Santé, Salutequità : "Lea en risque également à partir de janvier 2025"

Santé, Salutequità : « Lea en risque également à partir de janvier 2025 »

Le Budget 2025 prévoit 50 millions d'euros par an entre 2025 et 2030 pour mettre à jour les LEA, c'est-à-dire les services fournis gratuitement ou contre paiement d'un ticket par le Service National de Santé, et les tarifs associés. Mais ce qui reste en jeu aujourd'hui, après plus de cinq ans, c'est la possibilité même que les « tarifs douaniers » entrent en vigueur au début de l'année prochaine. C'est le contenu d'un article publié sur le site Salutequità, qui reprend une interview avec « Il Sole 24 Ore » de Tonino Aceti, président du « laboratoire italien » pour l'analyse des progrès et de la mise en œuvre des politiques de santé.

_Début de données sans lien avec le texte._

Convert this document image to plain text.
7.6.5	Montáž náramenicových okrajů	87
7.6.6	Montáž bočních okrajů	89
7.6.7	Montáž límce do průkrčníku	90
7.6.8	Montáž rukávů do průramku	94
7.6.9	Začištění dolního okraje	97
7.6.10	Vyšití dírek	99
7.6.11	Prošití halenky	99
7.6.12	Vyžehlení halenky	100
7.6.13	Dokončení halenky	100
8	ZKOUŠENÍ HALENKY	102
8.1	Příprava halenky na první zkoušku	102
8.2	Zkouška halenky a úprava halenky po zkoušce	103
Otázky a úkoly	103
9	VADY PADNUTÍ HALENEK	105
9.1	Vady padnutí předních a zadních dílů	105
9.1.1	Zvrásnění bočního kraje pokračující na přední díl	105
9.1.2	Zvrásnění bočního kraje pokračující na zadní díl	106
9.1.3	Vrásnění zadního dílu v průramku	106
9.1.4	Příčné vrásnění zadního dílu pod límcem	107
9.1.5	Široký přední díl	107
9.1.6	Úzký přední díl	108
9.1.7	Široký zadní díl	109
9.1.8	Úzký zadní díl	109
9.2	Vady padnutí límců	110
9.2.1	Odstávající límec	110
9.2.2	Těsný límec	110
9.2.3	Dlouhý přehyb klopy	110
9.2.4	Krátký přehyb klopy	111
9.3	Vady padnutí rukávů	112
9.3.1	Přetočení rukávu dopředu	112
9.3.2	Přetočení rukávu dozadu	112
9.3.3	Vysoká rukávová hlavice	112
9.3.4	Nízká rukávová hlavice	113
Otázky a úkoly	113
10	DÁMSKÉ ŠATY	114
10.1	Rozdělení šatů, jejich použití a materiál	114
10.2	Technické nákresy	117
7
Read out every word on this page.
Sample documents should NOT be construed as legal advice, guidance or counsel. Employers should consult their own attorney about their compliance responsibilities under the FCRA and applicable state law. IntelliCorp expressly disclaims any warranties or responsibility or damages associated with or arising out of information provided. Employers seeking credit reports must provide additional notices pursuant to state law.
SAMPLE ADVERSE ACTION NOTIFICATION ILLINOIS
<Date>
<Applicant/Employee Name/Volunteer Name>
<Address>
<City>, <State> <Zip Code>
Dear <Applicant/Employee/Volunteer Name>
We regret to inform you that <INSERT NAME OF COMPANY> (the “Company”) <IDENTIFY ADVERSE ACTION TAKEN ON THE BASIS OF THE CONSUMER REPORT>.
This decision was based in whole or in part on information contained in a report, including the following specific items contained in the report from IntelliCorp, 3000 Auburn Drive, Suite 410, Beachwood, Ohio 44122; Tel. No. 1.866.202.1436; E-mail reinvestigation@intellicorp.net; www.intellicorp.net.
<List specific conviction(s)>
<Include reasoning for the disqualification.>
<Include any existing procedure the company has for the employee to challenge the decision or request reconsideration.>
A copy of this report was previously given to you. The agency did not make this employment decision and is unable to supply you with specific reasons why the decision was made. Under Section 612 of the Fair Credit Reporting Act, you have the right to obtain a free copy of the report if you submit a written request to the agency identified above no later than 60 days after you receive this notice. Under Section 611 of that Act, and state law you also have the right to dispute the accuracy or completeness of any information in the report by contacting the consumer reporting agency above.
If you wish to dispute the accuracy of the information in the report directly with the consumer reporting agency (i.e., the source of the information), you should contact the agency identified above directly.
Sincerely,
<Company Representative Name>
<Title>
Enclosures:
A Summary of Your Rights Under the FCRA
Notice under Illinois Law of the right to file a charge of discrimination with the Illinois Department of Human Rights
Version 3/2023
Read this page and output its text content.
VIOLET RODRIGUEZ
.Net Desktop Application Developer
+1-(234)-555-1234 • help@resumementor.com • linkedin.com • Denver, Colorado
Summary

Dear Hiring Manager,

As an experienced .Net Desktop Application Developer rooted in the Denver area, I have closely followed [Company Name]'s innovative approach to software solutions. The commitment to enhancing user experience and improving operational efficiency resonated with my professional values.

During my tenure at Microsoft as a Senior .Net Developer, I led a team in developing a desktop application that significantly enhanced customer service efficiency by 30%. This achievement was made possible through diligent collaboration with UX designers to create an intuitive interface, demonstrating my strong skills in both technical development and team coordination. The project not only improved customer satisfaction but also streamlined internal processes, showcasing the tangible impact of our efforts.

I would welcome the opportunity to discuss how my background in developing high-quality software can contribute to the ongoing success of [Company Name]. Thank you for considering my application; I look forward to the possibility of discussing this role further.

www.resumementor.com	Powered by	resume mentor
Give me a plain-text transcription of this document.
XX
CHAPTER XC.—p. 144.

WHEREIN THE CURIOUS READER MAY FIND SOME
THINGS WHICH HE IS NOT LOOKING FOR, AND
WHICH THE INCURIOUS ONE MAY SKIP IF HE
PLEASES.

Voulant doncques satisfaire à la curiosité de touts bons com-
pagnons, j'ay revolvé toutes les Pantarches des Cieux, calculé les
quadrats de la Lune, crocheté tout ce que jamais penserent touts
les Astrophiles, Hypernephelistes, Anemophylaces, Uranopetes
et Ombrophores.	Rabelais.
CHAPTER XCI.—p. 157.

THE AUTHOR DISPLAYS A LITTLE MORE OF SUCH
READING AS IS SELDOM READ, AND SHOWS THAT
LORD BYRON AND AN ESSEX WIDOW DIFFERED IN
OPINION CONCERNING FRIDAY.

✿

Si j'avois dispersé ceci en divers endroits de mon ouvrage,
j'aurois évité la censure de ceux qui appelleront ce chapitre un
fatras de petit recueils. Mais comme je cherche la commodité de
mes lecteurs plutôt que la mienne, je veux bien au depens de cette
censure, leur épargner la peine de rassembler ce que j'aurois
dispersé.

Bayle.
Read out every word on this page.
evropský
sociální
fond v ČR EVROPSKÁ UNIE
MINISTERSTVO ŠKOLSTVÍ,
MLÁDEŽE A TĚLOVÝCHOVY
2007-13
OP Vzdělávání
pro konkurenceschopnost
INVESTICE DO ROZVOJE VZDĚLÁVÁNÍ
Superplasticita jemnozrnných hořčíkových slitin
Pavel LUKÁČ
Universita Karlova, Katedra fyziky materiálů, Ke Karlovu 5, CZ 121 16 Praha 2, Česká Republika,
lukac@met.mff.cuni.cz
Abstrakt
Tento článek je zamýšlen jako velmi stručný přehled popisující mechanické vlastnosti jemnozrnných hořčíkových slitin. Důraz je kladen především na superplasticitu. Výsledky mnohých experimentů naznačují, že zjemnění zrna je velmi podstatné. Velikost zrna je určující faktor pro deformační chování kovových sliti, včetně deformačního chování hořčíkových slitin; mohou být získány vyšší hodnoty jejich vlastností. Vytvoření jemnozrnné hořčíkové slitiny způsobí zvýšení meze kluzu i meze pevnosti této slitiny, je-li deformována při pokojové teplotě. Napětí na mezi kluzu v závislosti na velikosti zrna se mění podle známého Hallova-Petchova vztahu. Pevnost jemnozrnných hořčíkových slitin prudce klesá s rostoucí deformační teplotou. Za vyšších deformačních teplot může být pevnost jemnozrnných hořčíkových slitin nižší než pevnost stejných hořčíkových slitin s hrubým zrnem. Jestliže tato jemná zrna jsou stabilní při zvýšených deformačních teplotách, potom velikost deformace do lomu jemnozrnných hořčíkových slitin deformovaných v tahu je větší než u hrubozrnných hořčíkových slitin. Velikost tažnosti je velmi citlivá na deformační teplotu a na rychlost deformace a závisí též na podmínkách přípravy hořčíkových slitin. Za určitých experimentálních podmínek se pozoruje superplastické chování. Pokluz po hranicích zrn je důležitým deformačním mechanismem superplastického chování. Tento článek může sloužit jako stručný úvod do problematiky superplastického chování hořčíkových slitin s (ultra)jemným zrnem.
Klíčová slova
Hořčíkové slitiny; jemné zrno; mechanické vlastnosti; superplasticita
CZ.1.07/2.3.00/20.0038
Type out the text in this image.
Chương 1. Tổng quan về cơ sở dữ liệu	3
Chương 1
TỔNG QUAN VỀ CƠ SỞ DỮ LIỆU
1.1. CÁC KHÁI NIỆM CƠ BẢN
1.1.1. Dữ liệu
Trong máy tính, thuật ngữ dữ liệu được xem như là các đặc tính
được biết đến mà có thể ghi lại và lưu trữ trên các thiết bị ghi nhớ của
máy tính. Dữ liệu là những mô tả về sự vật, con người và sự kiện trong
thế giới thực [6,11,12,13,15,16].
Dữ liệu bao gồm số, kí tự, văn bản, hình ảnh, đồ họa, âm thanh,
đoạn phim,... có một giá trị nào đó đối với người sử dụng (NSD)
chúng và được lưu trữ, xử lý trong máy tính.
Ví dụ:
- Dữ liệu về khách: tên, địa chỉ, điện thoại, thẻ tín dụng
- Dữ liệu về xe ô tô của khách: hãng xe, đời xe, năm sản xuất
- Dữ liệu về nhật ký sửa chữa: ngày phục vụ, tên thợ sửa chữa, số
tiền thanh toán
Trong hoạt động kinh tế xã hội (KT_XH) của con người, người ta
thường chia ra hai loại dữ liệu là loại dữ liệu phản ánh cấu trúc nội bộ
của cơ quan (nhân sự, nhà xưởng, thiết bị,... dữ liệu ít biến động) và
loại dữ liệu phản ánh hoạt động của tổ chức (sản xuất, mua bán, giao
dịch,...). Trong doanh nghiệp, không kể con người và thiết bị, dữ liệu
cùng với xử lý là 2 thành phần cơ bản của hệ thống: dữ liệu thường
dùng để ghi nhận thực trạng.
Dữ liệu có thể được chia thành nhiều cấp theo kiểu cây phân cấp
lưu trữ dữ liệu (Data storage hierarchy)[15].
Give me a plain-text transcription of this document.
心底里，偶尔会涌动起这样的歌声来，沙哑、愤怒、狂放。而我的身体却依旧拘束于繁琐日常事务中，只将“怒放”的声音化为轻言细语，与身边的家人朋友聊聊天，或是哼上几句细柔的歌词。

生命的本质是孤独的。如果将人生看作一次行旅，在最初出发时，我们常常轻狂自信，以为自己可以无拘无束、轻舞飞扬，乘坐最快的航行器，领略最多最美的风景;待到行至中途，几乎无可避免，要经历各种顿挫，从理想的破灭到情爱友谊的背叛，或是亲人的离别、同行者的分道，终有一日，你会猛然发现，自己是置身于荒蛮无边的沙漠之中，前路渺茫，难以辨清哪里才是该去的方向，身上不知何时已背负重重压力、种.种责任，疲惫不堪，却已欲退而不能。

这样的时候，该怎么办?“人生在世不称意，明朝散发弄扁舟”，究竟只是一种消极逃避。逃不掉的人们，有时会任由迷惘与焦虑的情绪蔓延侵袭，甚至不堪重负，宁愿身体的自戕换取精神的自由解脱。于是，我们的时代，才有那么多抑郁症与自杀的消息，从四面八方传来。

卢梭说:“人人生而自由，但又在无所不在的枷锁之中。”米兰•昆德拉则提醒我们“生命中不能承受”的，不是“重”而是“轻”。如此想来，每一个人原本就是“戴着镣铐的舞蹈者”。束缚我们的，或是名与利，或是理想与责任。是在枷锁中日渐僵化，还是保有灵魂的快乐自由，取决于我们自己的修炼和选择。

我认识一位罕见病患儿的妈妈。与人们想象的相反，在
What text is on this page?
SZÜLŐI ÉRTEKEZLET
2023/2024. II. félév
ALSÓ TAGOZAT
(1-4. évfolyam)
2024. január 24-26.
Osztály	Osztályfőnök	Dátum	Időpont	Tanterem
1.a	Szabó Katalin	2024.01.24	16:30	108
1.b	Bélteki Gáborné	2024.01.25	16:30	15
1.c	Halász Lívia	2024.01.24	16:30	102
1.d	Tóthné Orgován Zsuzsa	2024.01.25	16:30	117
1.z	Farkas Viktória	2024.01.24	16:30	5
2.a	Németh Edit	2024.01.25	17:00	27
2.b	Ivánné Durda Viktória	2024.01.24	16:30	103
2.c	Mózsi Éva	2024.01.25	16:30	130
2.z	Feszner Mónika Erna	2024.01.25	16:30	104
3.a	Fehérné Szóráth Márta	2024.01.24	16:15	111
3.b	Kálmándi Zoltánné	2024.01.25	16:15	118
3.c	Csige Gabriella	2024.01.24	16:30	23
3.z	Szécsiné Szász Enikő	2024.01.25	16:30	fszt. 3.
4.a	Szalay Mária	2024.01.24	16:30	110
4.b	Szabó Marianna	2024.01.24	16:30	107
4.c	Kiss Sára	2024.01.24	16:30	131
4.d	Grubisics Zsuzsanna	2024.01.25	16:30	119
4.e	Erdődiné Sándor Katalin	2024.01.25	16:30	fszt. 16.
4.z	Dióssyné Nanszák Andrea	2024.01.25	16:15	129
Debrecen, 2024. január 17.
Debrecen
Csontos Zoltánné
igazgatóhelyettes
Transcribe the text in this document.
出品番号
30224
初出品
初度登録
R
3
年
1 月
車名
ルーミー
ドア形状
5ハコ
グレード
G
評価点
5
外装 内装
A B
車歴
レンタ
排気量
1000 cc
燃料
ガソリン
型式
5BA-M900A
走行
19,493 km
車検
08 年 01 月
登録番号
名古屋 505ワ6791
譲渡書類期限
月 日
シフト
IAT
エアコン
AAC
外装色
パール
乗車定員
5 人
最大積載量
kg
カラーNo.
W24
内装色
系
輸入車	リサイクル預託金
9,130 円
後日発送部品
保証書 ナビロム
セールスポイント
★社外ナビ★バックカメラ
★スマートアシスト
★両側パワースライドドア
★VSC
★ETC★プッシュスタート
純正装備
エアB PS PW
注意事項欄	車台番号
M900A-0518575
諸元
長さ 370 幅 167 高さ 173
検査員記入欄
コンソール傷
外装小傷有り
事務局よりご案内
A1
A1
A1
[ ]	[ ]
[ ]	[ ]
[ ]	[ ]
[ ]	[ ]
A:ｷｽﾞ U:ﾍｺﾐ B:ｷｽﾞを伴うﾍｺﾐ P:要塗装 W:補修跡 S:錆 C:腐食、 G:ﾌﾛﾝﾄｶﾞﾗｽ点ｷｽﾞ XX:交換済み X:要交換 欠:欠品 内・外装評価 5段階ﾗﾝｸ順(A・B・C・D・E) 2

« Des ressources se sont accumulées au fil des années – lit-on sur le site – Au 31 décembre 2023, le montant du financement prévu par la loi pour l'actualisation des tarifs de prothèses et de spécialistes lié au décret du Premier ministre de 2017 était égal à 3,046 milliards, pour auxquels ils ajoutent 400 millions destinés à une nouvelle mise à jour, pour un total de 3,446 milliards ». Il s'agit de « milliards donnés aux Régions en échange d'aucun service supplémentaire Lea garanti aux citoyens sur le territoire national », souligne Aceti qui rappelle la lettre signée par le Comptable général de l'État et envoyée au ministre de la Santé lors du report définitif à 2025. une prolongation à laquelle la Mef était clairement opposée. « Dans un passage crucial de cette lettre – explique le président de Salutequità – on souligne combien l'adoption du décret tarifaire est fondamentale pour réduire les inégalités même face à la monstrueuse mobilité sanitaire. C'est pour cette raison que le Comptable Général avait demandé à Schillaci de faire ces ressources, égales à 631 millions pour 2024 et 781 millions à partir de 2025, seront indisponibles jusqu'à leur utilisation effective aux fins indiquées par la réglementation et limitées aux impacts financiers associés ».

L'urgence de créer un mécanisme de mise à jour des LEA est réelle et résulte également de l'innovation continue qui caractérise les services de santé, les technologies et les besoins de santé. « Au cours de l'année dernière – note Aceti – selon la Cour des Comptes, la Commission Lea a continué à examiner les demandes de mises à jour reçues via le portail du Ministère de la Santé de la part des sociétés scientifiques, des associations professionnelles, des Régions et des entreprises de santé pour approuver 9 ressources et 12 qui impliquent des coûts pour les finances publiques. La Commission a donc formulé deux propositions qui ont fusionné dans la proposition globale d'actualisation du décret du Premier ministre du 12 janvier 2017. Toutefois, pour que le feu vert soit formalisé, il faudra attendre le décret interministériel qui définit les tarifs maximaux, reporté à plusieurs reprises, en fait, jusqu'à l'échéance du 1er janvier 2025″. Une date à risque, à laquelle la manœuvre budgétaire elle-même pourrait réserver des surprises.